To count the number of people riding on the sidewalk and on the street, two machine learning algorithms are used. The first is object detection, which is used to draw a box around people riding scooters in the video. The second is semantic segmentation, which identifies the area in the image that represents the sidewalk and the street. Using Amazon Sagemaker Ground Truth, images from traffic cameras are labeled with bounding boxes around people riding scooters and these labeled datasets are used to train the machine learning models. The team chose RetinaNet for its object detection algorithm. RetinaNet is specifically designed to be able to detect many objects in an image or video without requiring excessive processing power.
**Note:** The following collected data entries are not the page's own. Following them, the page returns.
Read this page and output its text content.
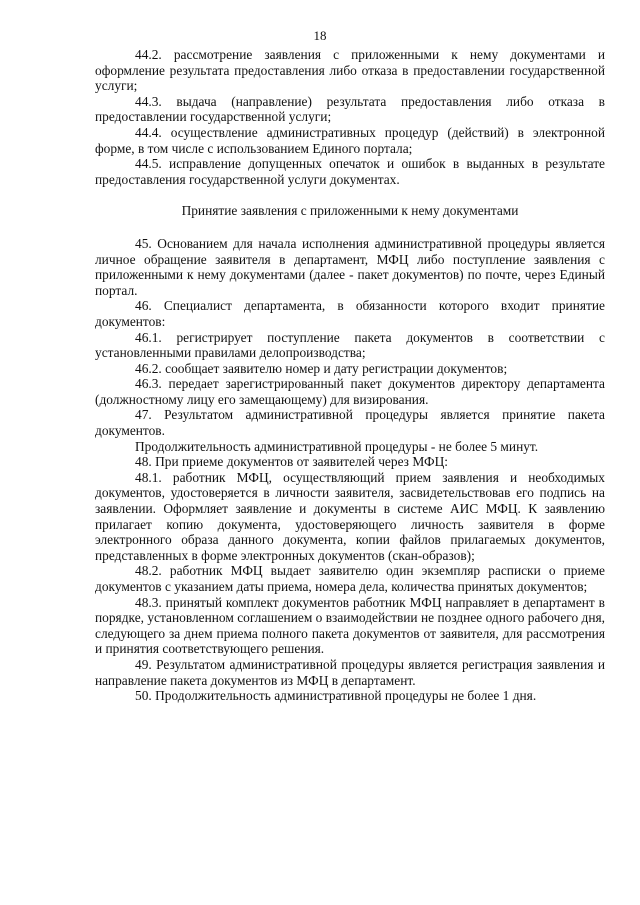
18

44.2. рассмотрение заявления с приложенными к нему документами и оформление результата предоставления либо отказа в предоставлении государственной услуги;

44.3. выдача (направление) результата предоставления либо отказа в предоставлении государственной услуги;

44.4. осуществление административных процедур (действий) в электронной форме, в том числе с использованием Единого портала;

44.5. исправление допущенных опечаток и ошибок в выданных в результате предоставления государственной услуги документах.

Принятие заявления с приложенными к нему документами

45. Основанием для начала исполнения административной процедуры является личное обращение заявителя в департамент, МФЦ либо поступление заявления с приложенными к нему документами (далее - пакет документов) по почте, через Единый портал.

46. Специалист департамента, в обязанности которого входит принятие документов:

46.1. регистрирует поступление пакета документов в соответствии с установленными правилами делопроизводства;

46.2. сообщает заявителю номер и дату регистрации документов;

46.3. передает зарегистрированный пакет документов директору департамента (должностному лицу его замещающему) для визирования.

47. Результатом административной процедуры является принятие пакета документов.

Продолжительность административной процедуры - не более 5 минут.

48. При приеме документов от заявителей через МФЦ:

48.1. работник МФЦ, осуществляющий прием заявления и необходимых документов, удостоверяется в личности заявителя, засвидетельствовав его подпись на заявлении. Оформляет заявление и документы в системе АИС МФЦ. К заявлению прилагает копию документа, удостоверяющего личность заявителя в форме электронного образа данного документа, копии файлов прилагаемых документов, представленных в форме электронных документов (скан-образов);

48.2. работник МФЦ выдает заявителю один экземпляр расписки о приеме документов с указанием даты приема, номера дела, количества принятых документов;

48.3. принятый комплект документов работник МФЦ направляет в департамент в порядке, установленном соглашением о взаимодействии не позднее одного рабочего дня, следующего за днем приема полного пакета документов от заявителя, для рассмотрения и принятия соответствующего решения.

49. Результатом административной процедуры является регистрация заявления и направление пакета документов из МФЦ в департамент.

50. Продолжительность административной процедуры не более 1 дня.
Using Jupyter Notebook, a code development service, in combination with Amazon Sagemaker, the team was able to train the model to detect people riding scooters and draw a box around them. The same process was followed to train the semantic segmentation model with the training data for it provided by the Mapillary Vistas dataset. To count the number of people riding on the sidewalk and the street, each frame of the video is run through both machine learning algorithms. Code then overlays the bounding box from the object detection algorithm over the results of the semantic segmentation algorithm and a calculation is done to determine if the rider was on the sidewalk or the street. A count is kept of all of the riders that have been seen on both the sidewalk and the street. To facilitate this, a web interface was made using Django web framework hosted on an Amazon EC2 instance.  The web interface allows the end user to upload any footage from a traffic camera and then facilitates the processing of the video through the machine learning algorithms. It outputs a video showing the bounding boxes as well as an overall count of riders on the sidewalk and the street.


Going forward, the City of Santa Monica can better understand the issue by using this more efficient approach of measuring the magnitude of dockless e-scooter sidewalk riding and the potential likelihood of conflicts with pedestrians.

Supporting Artifacts

Amazon’s Working Backwards process results in several artifacts that help inform and guide the end result. Below is a description of each and their purpose in the process:
Press Release During the Innovation Workshop, a fictional Press Release is drafted. This is a tool that is used to define the solution and why it matters to the customer.
Storyboard A series of frames designed to illustrate the problem and the impact of the solution visually.
Source Code All of the code and assets developed during the course of creating the prototype.
Scooter Detection Example Scooter Detection Web Interface These videos highlight some examples of the prototype and demo the working solution.

About the DxHub

The Cal Poly Digital Transformation Hub (DxHub) is a strategic relationship with Amazon Web Services (AWS) and is the world’s first cloud innovation center supported by AWS on a University campus. The primary goal of the DxHub is to provide real-world problem-solving experiences to students by immersing them in the application of proven innovation methods in combination with the latest technologies to solve important challenges in the public sector. The challenges being addressed cover a wide variety of topics including homelessness, evidence-based policing, digital literacy, virtual cybersecurity laboratories and many others. The DxHub leverages the deep subject matter expertise of government, education and non-profit organizations to clearly understand the customers affected by public sector challenges and develops solutions that meet the customer needs.